20 ways to use a tea towel (besides wiping up messes)

  • By Lisa Boone Los Angeles Times
  • Friday, January 3, 2014 1:44pm
  • Life

They’re versatile. They’re inexpensive. And they’re often handmade, by local artisans to boot.

The tea towel is more than a dish rag or an eco-friendly substitute for disposable Bounty or Viva these days. It’s a bit of graphic art, available in a plethora of patterns and illustrated amusements.

We scoured stores and websites for a variety of the designs, then asked designers for these 20 ways to use a tea towel.

1. Line a bread basket.

2. Cushion the bottom of the fruit bowl.

3. Wrap a handmade design as a hostess gift.

4. “They also make cute reusable gift wrapping, using them like we do in Japan as a furoshiki,” or wrapping cloth, Lookout &Wonderland designer Niki Livingston said.

5. Use stiffer materials such as linen in place of vinyl shelf liner. When the shelves get dusty, just toss the towels into the laundry.

6. “Especially during the holidays, I love packing up fresh citrus in a tea towel and tying it off with yarn and bakers’ twine,” Culver City, Calif., textile artist Heather Taylor said. “This makes for a great hostess gift.”

7. A variation on that theme: Use a tea towel to wrap scented handmade soap and leave it out for houseguests, suggested Kara Smith, president of SFA Design in L.A.

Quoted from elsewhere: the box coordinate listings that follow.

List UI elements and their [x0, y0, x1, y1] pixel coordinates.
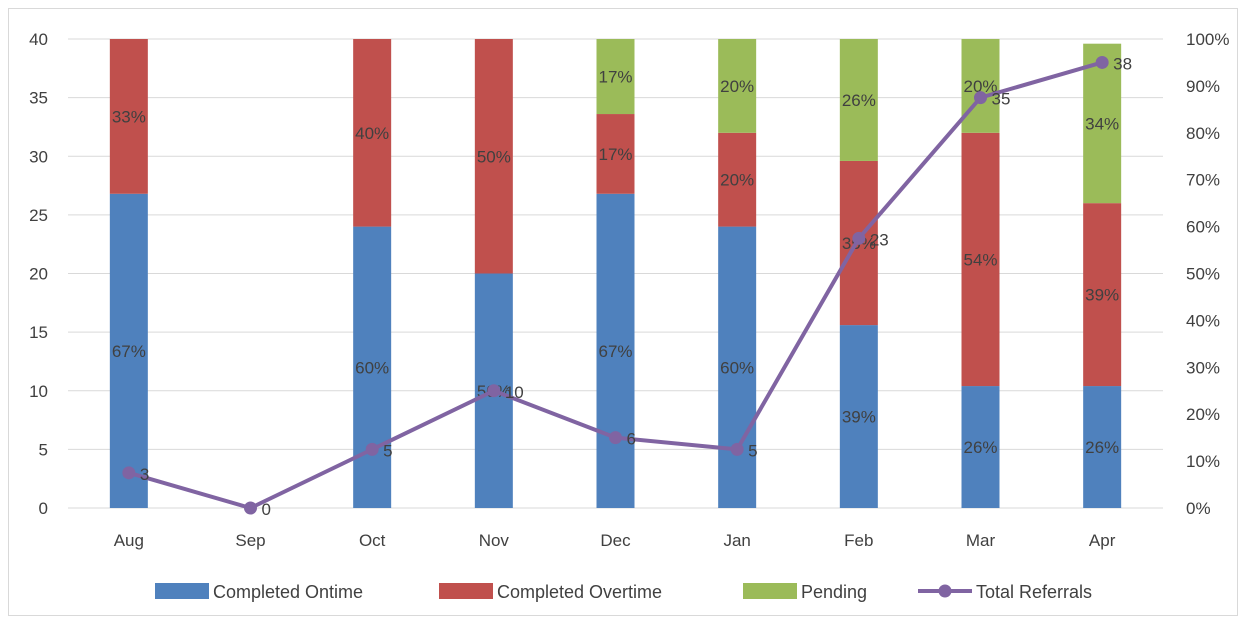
bar-data-label: 67%: [598, 342, 632, 361]
bar-data-label: 26%: [842, 91, 876, 110]
legend-swatch: [439, 583, 493, 599]
line-data-label: 5: [748, 441, 757, 460]
y-left-tick-label: 5: [39, 440, 48, 459]
y-right-tick-label: 30%: [1186, 358, 1220, 377]
line-point: [487, 384, 501, 398]
bar-data-label: 60%: [720, 358, 754, 377]
bar-data-label: 17%: [598, 68, 632, 87]
legend-swatch: [155, 583, 209, 599]
y-left-tick-label: 35: [29, 89, 48, 108]
y-left-tick-label: 25: [29, 206, 48, 225]
y-right-tick-label: 100%: [1186, 30, 1229, 49]
line-data-label: 38: [1113, 54, 1132, 73]
line-point: [122, 466, 136, 480]
line-point: [852, 231, 866, 245]
bar-segment: [718, 39, 757, 133]
bar-segment: [961, 39, 1000, 133]
x-tick-label: Aug: [114, 531, 144, 550]
bar-data-label: 54%: [963, 250, 997, 269]
y-right-tick-label: 40%: [1186, 311, 1220, 330]
line-point: [365, 442, 379, 456]
bar-segment: [353, 226, 392, 508]
bar-data-label: 20%: [720, 171, 754, 190]
line-point: [1095, 55, 1109, 69]
line-data-label: 23: [870, 230, 889, 249]
bar-segment: [839, 325, 878, 508]
line-data-label: 5: [383, 441, 392, 460]
bar-segment: [1083, 43, 1122, 204]
line-point: [974, 91, 987, 105]
line-data-label: 3: [140, 465, 149, 484]
x-tick-label: Jan: [723, 531, 750, 550]
bar-segment: [353, 39, 392, 227]
legend-label: Completed Overtime: [497, 582, 662, 602]
line-data-label: 0: [262, 500, 271, 519]
x-tick-label: Nov: [479, 531, 510, 550]
x-tick-label: Apr: [1089, 531, 1116, 550]
y-left-tick-label: 40: [29, 30, 48, 49]
bar-data-label: 20%: [720, 77, 754, 96]
x-tick-label: Oct: [359, 531, 386, 550]
bar-data-label: 39%: [842, 408, 876, 427]
bar-data-label: 34%: [1085, 114, 1119, 133]
y-right-tick-label: 0%: [1186, 499, 1211, 518]
x-tick-label: Mar: [966, 531, 996, 550]
bar-segment: [1083, 203, 1122, 387]
y-right-tick-label: 60%: [1186, 218, 1220, 237]
bar-segment: [596, 193, 635, 508]
y-right-tick-label: 50%: [1186, 265, 1220, 284]
bar-segment: [1083, 386, 1122, 508]
y-right-tick-label: 80%: [1186, 124, 1220, 143]
bar-data-label: 60%: [355, 358, 389, 377]
bar-segment: [718, 226, 757, 508]
bar-segment: [109, 39, 148, 194]
bar-data-label: 40%: [355, 124, 389, 143]
legend-label: Completed Ontime: [213, 582, 363, 602]
bar-data-label: 17%: [598, 145, 632, 164]
bar-data-label: 39%: [1085, 286, 1119, 305]
y-left-tick-label: 10: [29, 382, 48, 401]
y-right-tick-label: 90%: [1186, 77, 1220, 96]
line-data-label: 6: [627, 430, 636, 449]
bar-segment: [961, 386, 1000, 508]
bar-segment: [718, 132, 757, 227]
bar-data-label: 50%: [477, 147, 511, 166]
y-left-tick-label: 30: [29, 147, 48, 166]
y-right-tick-label: 20%: [1186, 405, 1220, 424]
line-point: [730, 442, 744, 456]
line-data-label: 35: [992, 90, 1011, 109]
bar-segment: [596, 114, 635, 194]
legend-label: Pending: [801, 582, 867, 602]
x-tick-label: Dec: [600, 531, 631, 550]
bar-segment: [961, 132, 1000, 387]
y-left-tick-label: 0: [39, 499, 48, 518]
bar-segment: [839, 39, 878, 161]
bar-data-label: 33%: [112, 107, 146, 126]
bar-data-label: 67%: [112, 342, 146, 361]
x-tick-label: Sep: [235, 531, 265, 550]
line-point: [244, 501, 257, 515]
bar-segment: [474, 39, 513, 274]
bar-data-label: 20%: [963, 77, 997, 96]
legend-point-marker: [938, 584, 952, 598]
bar-data-label: 26%: [1085, 438, 1119, 457]
bar-segment: [109, 193, 148, 508]
legend-label: Total Referrals: [976, 582, 1092, 602]
line-point: [609, 431, 622, 445]
y-right-tick-label: 10%: [1186, 452, 1220, 471]
x-tick-label: Feb: [844, 531, 873, 550]
y-right-tick-label: 70%: [1186, 171, 1220, 190]
y-left-tick-label: 15: [29, 323, 48, 342]
line-data-label: 10: [505, 383, 524, 402]
y-left-tick-label: 20: [29, 265, 48, 284]
legend-swatch: [743, 583, 797, 599]
bar-data-label: 26%: [963, 438, 997, 457]
bar-segment: [596, 39, 635, 115]
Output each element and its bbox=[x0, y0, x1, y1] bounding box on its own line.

8. Use large ones as place mats.

9. “I love using tea towels as napkins or bibs for those get-your-fingers-dirty meals like crabs and ribs,” Studio City, Calif., textile designer Paula Smail said. “They look great on the table, and if they are illustrated, they become conversation starters.”

10. Use softer materials such as flour-sack cloth to blot moisture when washing salad greens. Lay out lettuce on the towel, roll it like a cinnamon roll, then shake gently.

11. Lay down a damp towel to prevent the cutting board from slipping when carving meat or rolling out cookie dough.

12. Put them out as guest hand towels.

13. Line your tote bags with them. They’re easier to clean than most totes.

14. Stretch and staple them over wood frames as textile artworks to hang on the kitchen wall.

15. Use the towel as a wine bag. Ted Vadakan, co-founder of the L.A. store Poketo, shows how to wrap a bottle at poketo.com/blog/2012/10/18.

16. Turn your favorite designs into simple aprons with twill tape.

17. L.A. designer Kishani Perera suggests sewing them into simple toss pillows.

18. Or you can sew them into seat cushions.

19. Lay one over your computer keyboard as a dust (and cat hair) cover.

20. When the designs fade or the material gets ragged, use them outside the home. Car buffs love the super-soft flour sack material to wipe down the dashboard — and as we’ve proved here, it’s so easy to find cool new designs for the kitchen again.